All animals and plants change their environment, so by that logic a sterile Mars type world is ideal.
dangeourbrainFree MemberI mean a cat still can’t even start a fire!
That’s because cats are rubbish. Dogs can start fires and use household appliances
convertFull MemberMy suspicion is we will **** this sorting the climate change lark up and get ourselves into a terminal decline. Annoyingly for all other life on the planet we are not going to do a Captain Oates and quietly slip out of the tent but we’ll hang on for another few thousands years kicking and screaming thoroughly and completely bolloxing the place up for pretty much everything but the cockroaches. And the midge. Those **** are never going to cop it.
paul0Free MemberWhy?
OK. So if humans didn’t exist other species would presumably be left to live in some sort of undisturbed ‘natural’ bliss (you know… eating each other and fighting over habitat and food sources). What is intrinsically ‘good’ about that? Particularly if no-one is there to observe or appreciate it ?
And then if one of those other species started to evolve just as we have done… do you think they’d opt to forgo a more comfortable life just to preserve the place? Of course not. So why ascribe some higher value to other species than ourselves ?
EDIT @molgrips I think nailed it more succinctly than my attempt!
kenneththecurtainFree MemberWould it? With noone around to care, or anthropomorphise it, it would not matter either way.
As I alluded to with the rest of my post, nothing really matters – so I don’t disagree with you.
That said, I find it uncomfortable that ‘success’ of our species has come at such a high cost to so many other species. I don’t think we are worth more than all of those other species, nor do I think that they should be seen as a necessary sacrifice for our continued survival.
DracFull MemberI get that those people who have children don’t want them to suffer, but assume from today that no more children are born
Well then it wouldn’t matter, but as long are then we need to look after the planet for all living things.
p7eavenFree MemberBecause we have a baked-in/evolved biological imperative to reproduce. That’s the only imperative I’m aware of. Philosophy and science may vary.

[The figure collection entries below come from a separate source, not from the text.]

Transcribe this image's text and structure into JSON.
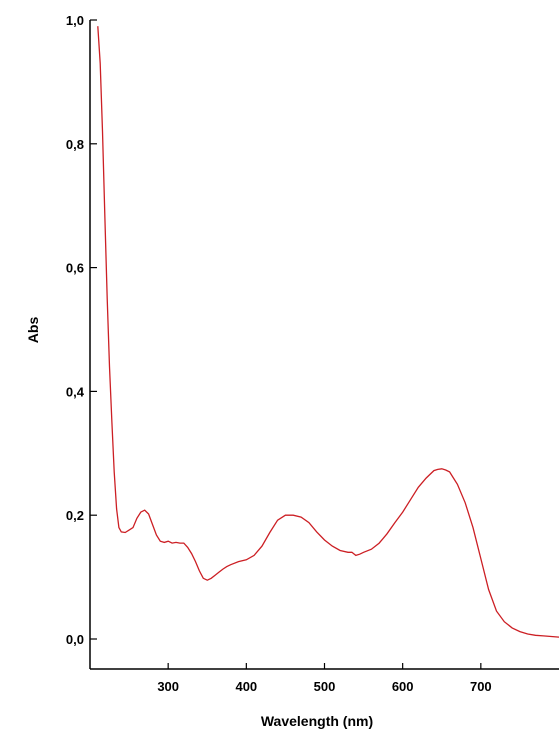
{
  "chart_data": {
    "type": "line",
    "title": "",
    "xlabel": "Wavelength (nm)",
    "ylabel": "Abs",
    "xlim": [
      200,
      800
    ],
    "ylim": [
      0,
      1.0
    ],
    "x_ticks": [
      300,
      400,
      500,
      600,
      700
    ],
    "x_tick_labels": [
      "300",
      "400",
      "500",
      "600",
      "700"
    ],
    "y_ticks": [
      0,
      0.2,
      0.4,
      0.6,
      0.8,
      1.0
    ],
    "y_tick_labels": [
      "0,0",
      "0,2",
      "0,4",
      "0,6",
      "0,8",
      "1,0"
    ],
    "grid": false,
    "legend": "none",
    "line_color": "#cc1f24",
    "series": [
      {
        "x": [
          210,
          213,
          216,
          219,
          222,
          225,
          228,
          231,
          234,
          237,
          240,
          245,
          250,
          255,
          260,
          265,
          270,
          275,
          280,
          285,
          290,
          295,
          300,
          305,
          310,
          315,
          320,
          325,
          330,
          335,
          340,
          345,
          350,
          355,
          360,
          365,
          370,
          375,
          380,
          390,
          400,
          410,
          420,
          430,
          440,
          450,
          460,
          470,
          480,
          490,
          500,
          510,
          520,
          530,
          535,
          540,
          545,
          550,
          560,
          570,
          580,
          590,
          600,
          610,
          620,
          630,
          640,
          645,
          650,
          655,
          660,
          665,
          670,
          680,
          690,
          700,
          710,
          720,
          730,
          740,
          750,
          760,
          770,
          780,
          790,
          800
        ],
        "y": [
          0.99,
          0.93,
          0.82,
          0.68,
          0.55,
          0.44,
          0.35,
          0.27,
          0.21,
          0.18,
          0.173,
          0.172,
          0.176,
          0.18,
          0.195,
          0.205,
          0.208,
          0.202,
          0.185,
          0.168,
          0.158,
          0.156,
          0.158,
          0.155,
          0.156,
          0.155,
          0.155,
          0.148,
          0.138,
          0.125,
          0.11,
          0.098,
          0.095,
          0.098,
          0.103,
          0.108,
          0.113,
          0.117,
          0.12,
          0.125,
          0.128,
          0.135,
          0.15,
          0.172,
          0.192,
          0.2,
          0.2,
          0.197,
          0.188,
          0.173,
          0.16,
          0.15,
          0.143,
          0.14,
          0.14,
          0.135,
          0.137,
          0.14,
          0.145,
          0.155,
          0.17,
          0.188,
          0.205,
          0.225,
          0.245,
          0.26,
          0.272,
          0.274,
          0.275,
          0.273,
          0.27,
          0.26,
          0.25,
          0.22,
          0.18,
          0.13,
          0.08,
          0.045,
          0.028,
          0.018,
          0.012,
          0.008,
          0.006,
          0.005,
          0.004,
          0.003
        ]
      }
    ]
  }
}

Theology also.
endoverendFull MemberHumans are like a parasitic infestation. Life is just a sexually transmitted disease that always ends up being terminal. There’s plenty of other life on the planet that would thrive without us here. There are as many galaxies in the universe as there are grains of sand on the Earth. We are infinitesimally small but like to spend a lot of time convincing ourselves otherwise.